However, the glamour of achievement passed all too soon. Disillusionment began on the morning of the following day. It was then that the full measure of nervous bewilderment at all the strange things about him descended upon him; it was then that the sense of his natural impotence was communicated to him first.
It called for all his fortitude to sustain that long term between eight o’clock in the morning and seven o’clock at night. The minutes passed so tardily that it seemed they would never admit of his release. Long before the end of the day it was as much as he could do to refrain from running away from it all in the horror of sheer nausea. He longed to flee anywhere—anywhere so long as he could escape from this strange servitude to which he had committed himself.

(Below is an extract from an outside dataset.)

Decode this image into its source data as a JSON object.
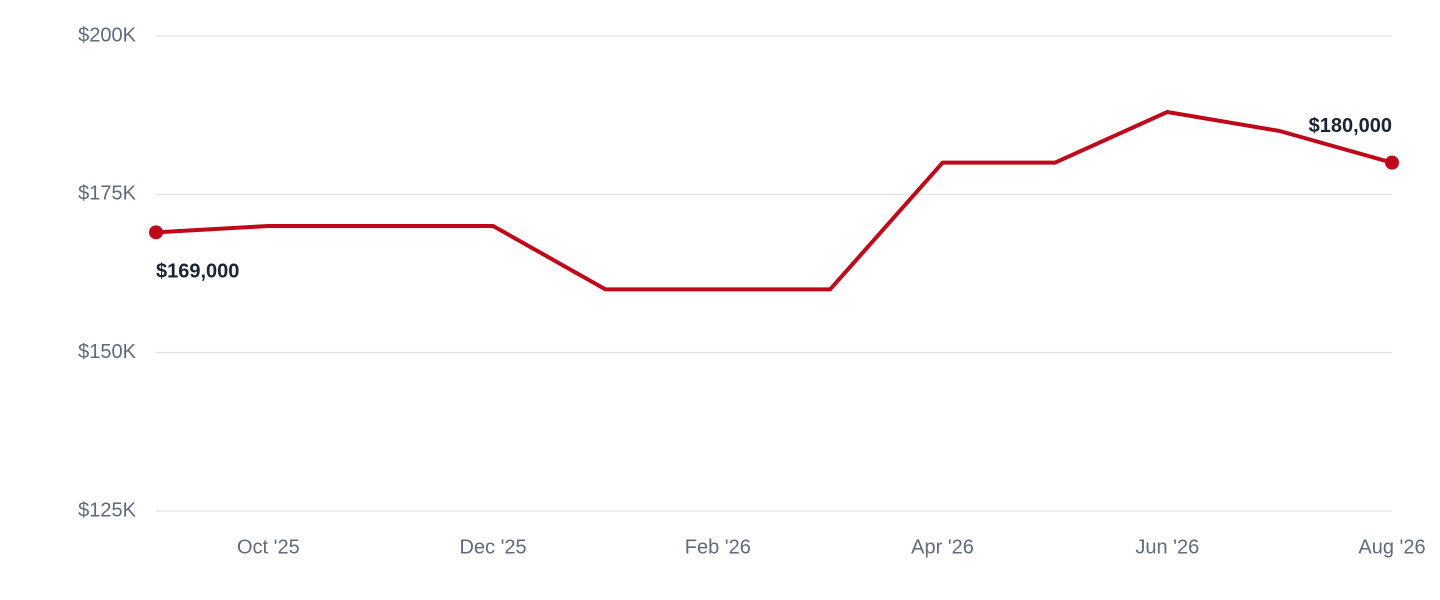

The clerks staring at him from their tall stools; his curious surroundings; their publicity; the curt and uncompromising manner in which he was addressed; and above all the many and remarkable duties he was called upon to perform—duties which somehow did not seem to coincide with the peculiar form of “handiness” upon which he had been wont to plume himself—all these circumstances made calls upon his courage as he scarcely knew how to meet. Yet not once during the day did he allow to escape his thoughts the paramount necessity of proving himself worthy of his good fortune. The need of obtaining pieces of silver had grown to be as great as that of drawing the breath of life.
Only too soon was it apparent to those trained minds in whose midst he was now placed that he was woefully deficient in natural ability. But his intense anxiety to do all that was required of him; his innate courtesy, which was curiously disarming to old and young alike, although sometimes it did not save him from sharp words, and even from tricks and hardships being put upon him; his almost ridiculous docility; his unceasing endeavours to be of service to others, misguided though they were; his unprecedented blindness to his own personal interests; and above all his painfully, ridiculously obvious mental deficiencies, which by general consensus “he could not help,” saved him from being complained of openly to the highest quarters as “hopelessly incompetent,” which all about him during the early days of his servitude considered him to be.
“He is about as capable of sitting a stool in the counting-house of Crumpett and Hawker,” said Mr. Walter Pater Walkinshaw, that august gentleman to whose charge he had been committed in the first instance by the head of the firm, and who occupied a low chair at a small table in the middle of the room, and who also exuded “the traditions of the firm” at every pore, “as he is of editing an edition of Thackeray. I shall be compelled to make a complaint if he does not bring a little common intelligence to bear on the most elementary duties. Here he has actually sealed the Lady Rowena Montmorency’s prose poem—accepted prose poem—in yellow, in spite of the fact that prose poems stand in a class by themselves and must be sealed in pink; and further he has omitted to stamp the parcel with the monogram of the firm, although it expressly lays down on page four of the printed rules of procedure, that the MSS. of the daughters of peers must in all cases be so treated. Mr. Dodson, please have the goodness to inform him that if this occurs again I shall be compelled to bring it to the notice of Mr. Octavius. And if such a thing should come to the ear of Mr. Octavius I cannot answer for the consequences.”
“I will, sir,” said Mr. Dodson respectfully.
Thereupon Mr. Dodson returned to the high stool in the left-hand corner, which had been allotted to Mr. William Jordan, Junior. He was engaged in trying to wrap up a novel of portentous length, which had received a somewhat uncompromising quietus at the hands of Messrs. Crumpett and Hawker. Mr. Dodson watched his protégé somewhat grimly as he wrestled not very effectually with the leaves of this production and endeavoured to encase them in brown paper and string.
“Look here, lunatic, you want it tighter,” said Mr. Dodson, having rendered him who sought to tie the parcel excessively unhappy by his presence. “Slew it round a bit, and turn over the corners like I showed you yesterday. Pa’s been talking about you. He says if you don’t do better you will get the boot.”
“I—I b-beg your p-pardon, sir,” stammered the boy.
“Don’t be so d——d polite, you lunatic!”